Phantom Blade Zero to jedna z najbardziej intrygujących produkcji zapowiedzianych podczas PlayStation Showcase, ale do tej pory nie poznaliśmy zbyt wielu szczegółów. Twórcy postanowili zaspokoić ciekawość fanów.
Na oficjalnym serwerze Discord zorganizowano sesję Q&A, podczas której odpowiedziano na kilka istotnych pytań. Dowiedzieliśmy się chociażby, że w grze pojawią się elementy z gatunku „soulslike”, ale rozgrywka nie oprze się na nieustannym karaniu gracza. Tytuł ma być przystępny dla każdego, więc walka nie będzie wymagała nadludzkiej zręczności i refleksu.

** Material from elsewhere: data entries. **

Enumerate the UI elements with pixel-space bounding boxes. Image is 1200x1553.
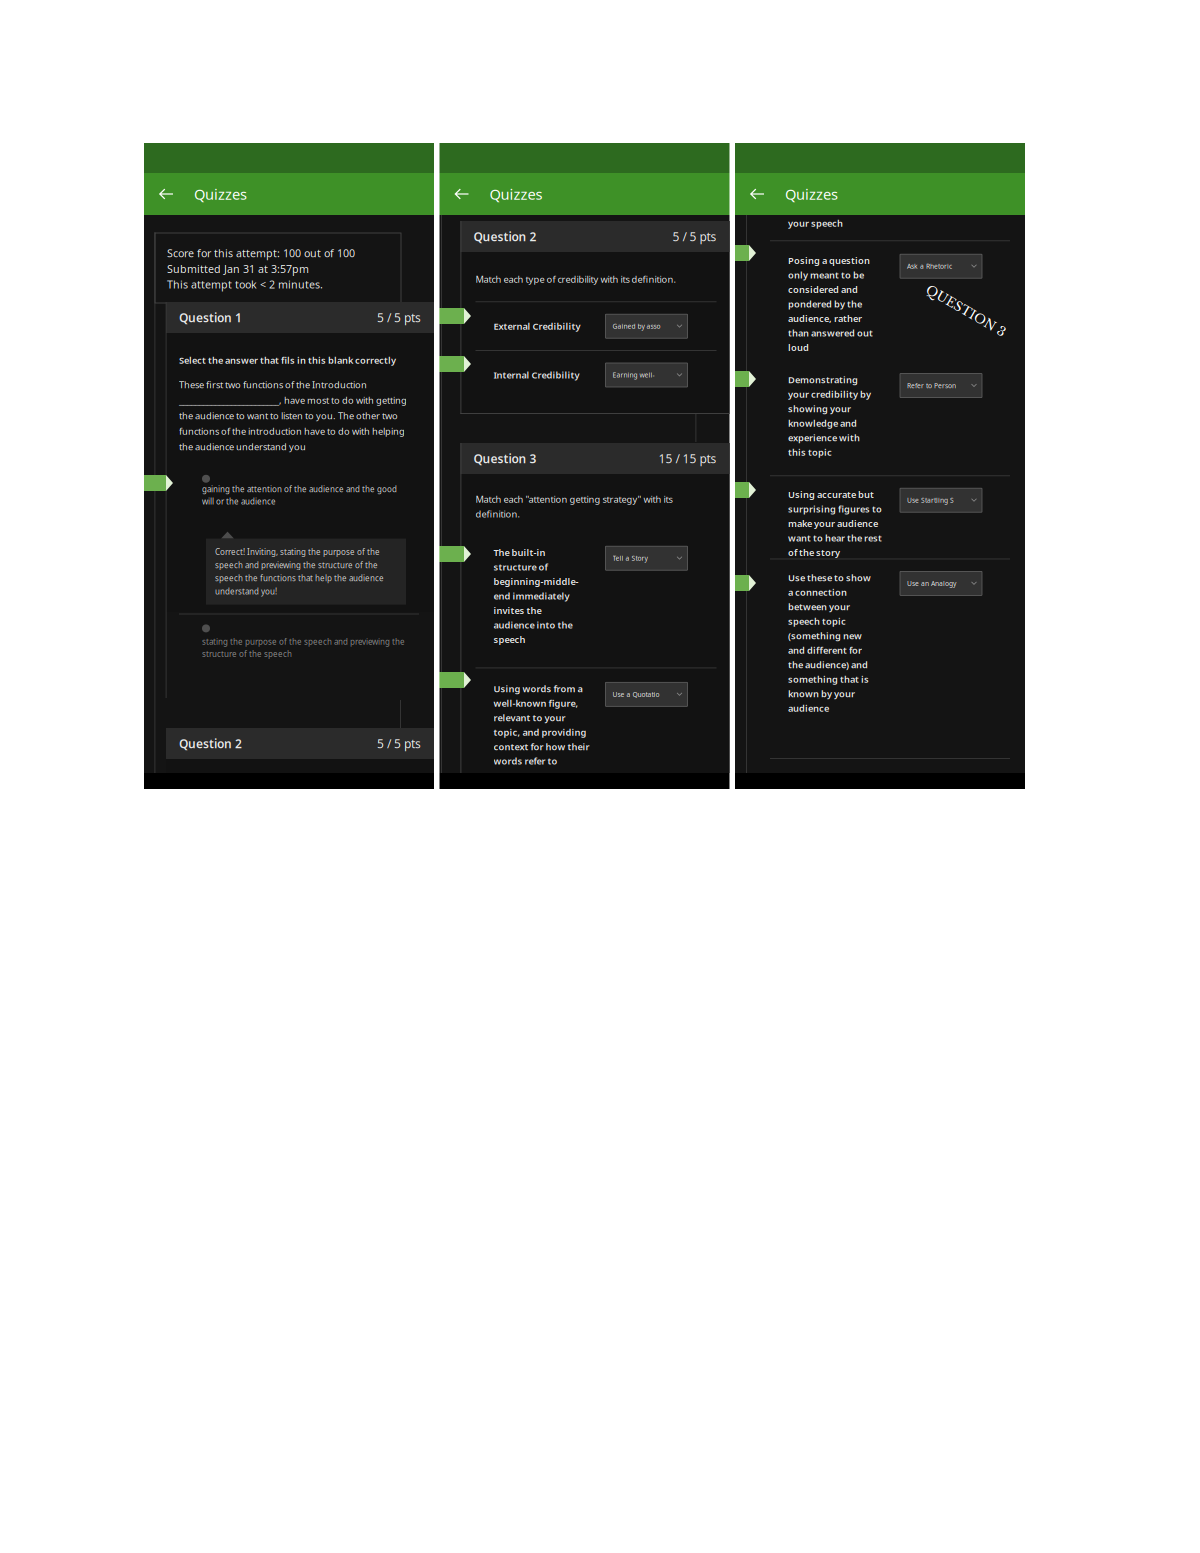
staticText: 5 / 5 pts [377,310,421,325]
button[interactable]: Tell a Story [606,546,688,570]
button[interactable]: Ask a Rhetoric [900,254,982,278]
staticText: Score for this attempt: 100 out of 100 [167,246,355,260]
button[interactable]: Earning well- [606,363,688,387]
button[interactable]: Gained by asso [606,314,688,338]
staticText: These first two functions of the Introdu… [179,378,407,453]
staticText: Tell a Story [612,554,648,563]
staticText: Match each "attention getting strategy" … [476,493,672,520]
staticText: Question 3 [474,450,536,466]
button[interactable]: Use Startling S [900,488,982,512]
staticText: Correct! Inviting, stating the purpose o… [215,547,384,597]
staticText: Question 1 [179,310,242,325]
staticText: Quizzes [490,184,542,204]
staticText: Demonstrating your credibility by showin… [788,374,871,458]
staticText: Question 2 [179,736,242,751]
staticText: 5 / 5 pts [377,736,421,751]
staticText: This attempt took < 2 minutes. [167,277,323,292]
staticText: Earning well- [612,371,654,380]
staticText: Refer to Person [907,381,956,390]
staticText: Internal Credibility [494,369,580,381]
staticText: Posing a question only meant to be consi… [788,254,873,354]
staticText: Question 2 [474,228,536,244]
staticText: Use an Analogy [907,579,956,588]
staticText: Submitted Jan 31 at 3:57pm [167,262,309,276]
button[interactable]: Back [440,174,490,214]
staticText: Gained by asso [612,322,660,331]
button[interactable]: Use an Analogy [900,571,982,595]
staticText: Quizzes [785,184,838,204]
button[interactable]: Use a Quotatio [606,682,688,706]
staticText: Select the answer that fils in this blan… [179,354,396,366]
staticText: your speech [788,217,843,229]
staticText: Use Startling S [907,496,954,505]
button[interactable]: Refer to Person [900,374,982,398]
staticText: Match each type of credibility with its … [476,273,676,285]
staticText: stating the purpose of the speech and pr… [202,636,405,659]
staticText: Using accurate but surprising figures to… [788,488,882,559]
button[interactable]: Back [735,174,785,214]
staticText: Use these to show a connection between y… [788,571,871,714]
button[interactable]: Back [144,174,194,214]
staticText: The built-in structure of beginning-midd… [494,546,578,646]
staticText: Ask a Rhetoric [907,262,952,271]
staticText: Use a Quotatio [612,690,660,699]
staticText: gaining the attention of the audience an… [202,484,397,507]
staticText: Quizzes [194,184,247,204]
staticText: External Credibility [494,320,580,332]
staticText: QUESTION 3 [921,303,1011,319]
staticText: Using words from a well-known figure, re… [494,682,590,767]
staticText: 15 / 15 pts [658,450,716,466]
staticText: 5 / 5 pts [672,228,716,244]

Drugą i dosyć zaskakującą informacją jest fakt, że gracze nie uświadczą żadnych mikropłatności. Studio zapewnia, że zapłacimy za „pełne doświadczenie” i nie musimy obawiać się o jakiekolwiek mechaniki „gatcha”, charakterystyczne dla produkcji z chińskiego rynku.
Dowiedzieliśmy się także, że bronie widoczne na gameplayu z PlayStation Showcase to tylko część arsenału dostępnego w grze. Każdy oręż ma wyróżniać się unikalnym zestawem ataków, animacji i specjalnych kombosów, tak jak to było choćby w Bloodborne. Twórcy zaznaczyli również, że gracze mogą zaproponować własne pomysły na kolejne rodzaje uzbrojenia.
Z innych ciekawszych rzeczy: produkcja wykorzysta możliwości kontrolera DualSense od PlayStation 5, a studio ma w planach wydanie artbooka, w którym opisano by świat gry oraz proces produkcji.
To już druga sesja pytań i odpowiedzi zorganizowana przez S-Game. Podczas pierwszej ujawniono, że przejście gry powinno zająć około 40 godzin, a rozgrywka oprze się na półtowartym świecie i system walki w stylu hack'n'slash. Phantom Blade Zero zmierza na PC i PS5, ale wciąż nie ma daty premiery.